The first chart below highlights the close connection between consensus global growth expectations for 2015 and the value of the domestic currency. The black line shows the evolution of economists' forecasts for global gross domestic product growth for 2015.

SOURCE: Scott Barlow/Bloomberg

Two years ago, the average guesstimate for world economic expansion was well over three per cent. But as China's outlook dimmed and European economies faced significant deflationary hurdles, expectations were steadily ratcheted down to a low of 2.7 per cent earlier this year. The Canadian dollar fell along with economic optimism.
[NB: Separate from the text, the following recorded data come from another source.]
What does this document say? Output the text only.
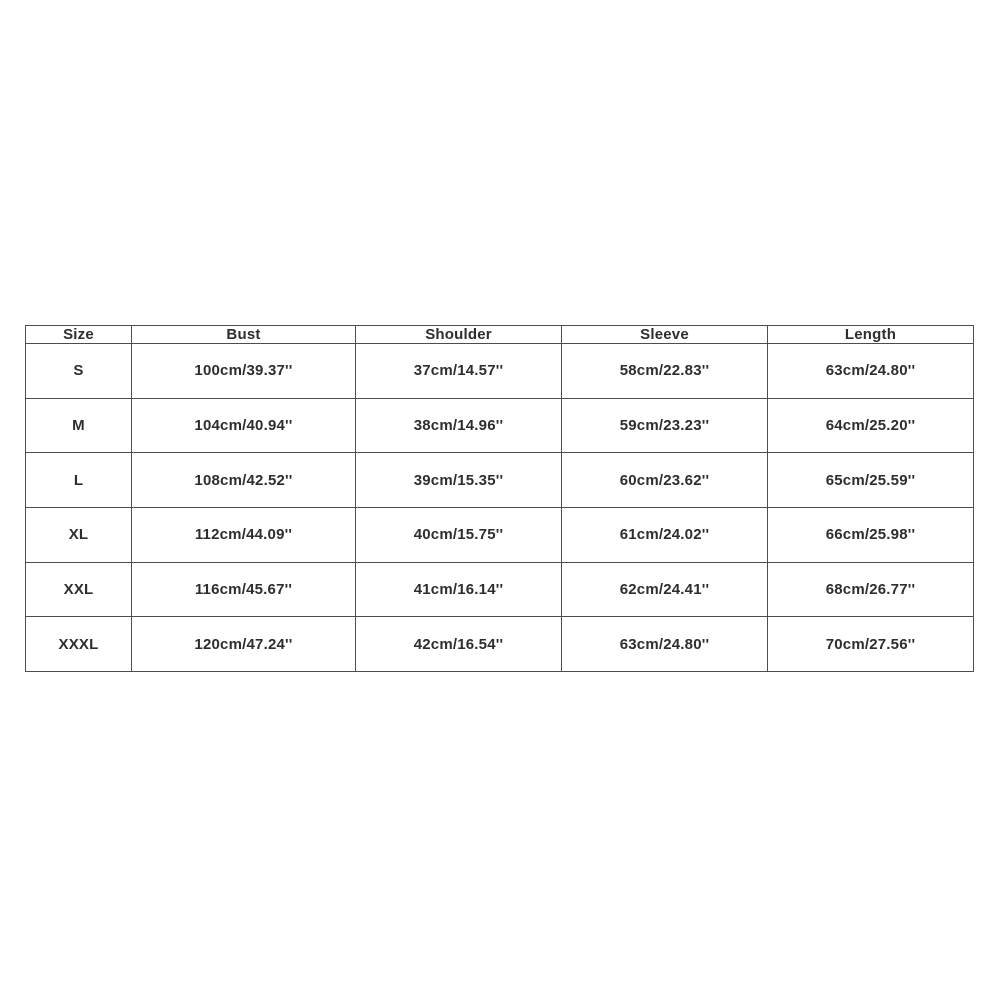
Size	Bust	Shoulder	Sleeve	Length
S	100cm/39.37''	37cm/14.57''	58cm/22.83''	63cm/24.80''
M	104cm/40.94''	38cm/14.96''	59cm/23.23''	64cm/25.20''
L	108cm/42.52''	39cm/15.35''	60cm/23.62''	65cm/25.59''
XL	112cm/44.09''	40cm/15.75''	61cm/24.02''	66cm/25.98''
XXL	116cm/45.67''	41cm/16.14''	62cm/24.41''	68cm/26.77''
XXXL	120cm/47.24''	42cm/16.54''	63cm/24.80''	70cm/27.56''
Fluctuations in the value of the loonie are frequently caused by commodity price movements, giving rise to the term "petroloonie." In addition, Bank of Montreal currency strategists have concluded that the copper price is the best leading indicator for the Canadian to U.S. dollar exchange rate.

With this in mind, the second chart goes a long way in explaining the recent stability in the value of domestic currency. The copper price has bottomed, at least temporarily, along with global growth expectations.

SOURCE: Scott Barlow/Bloomberg

It's apparent that the changing global growth forecast is currently driving many of the most important asset values in Canada, notably the currency and commodity prices. The recent rise in economic optimism for this year is slight – from 2.7 to 2.75 – but it has been enough to halt the decline in the commodity prices that influence the Canadian dollar.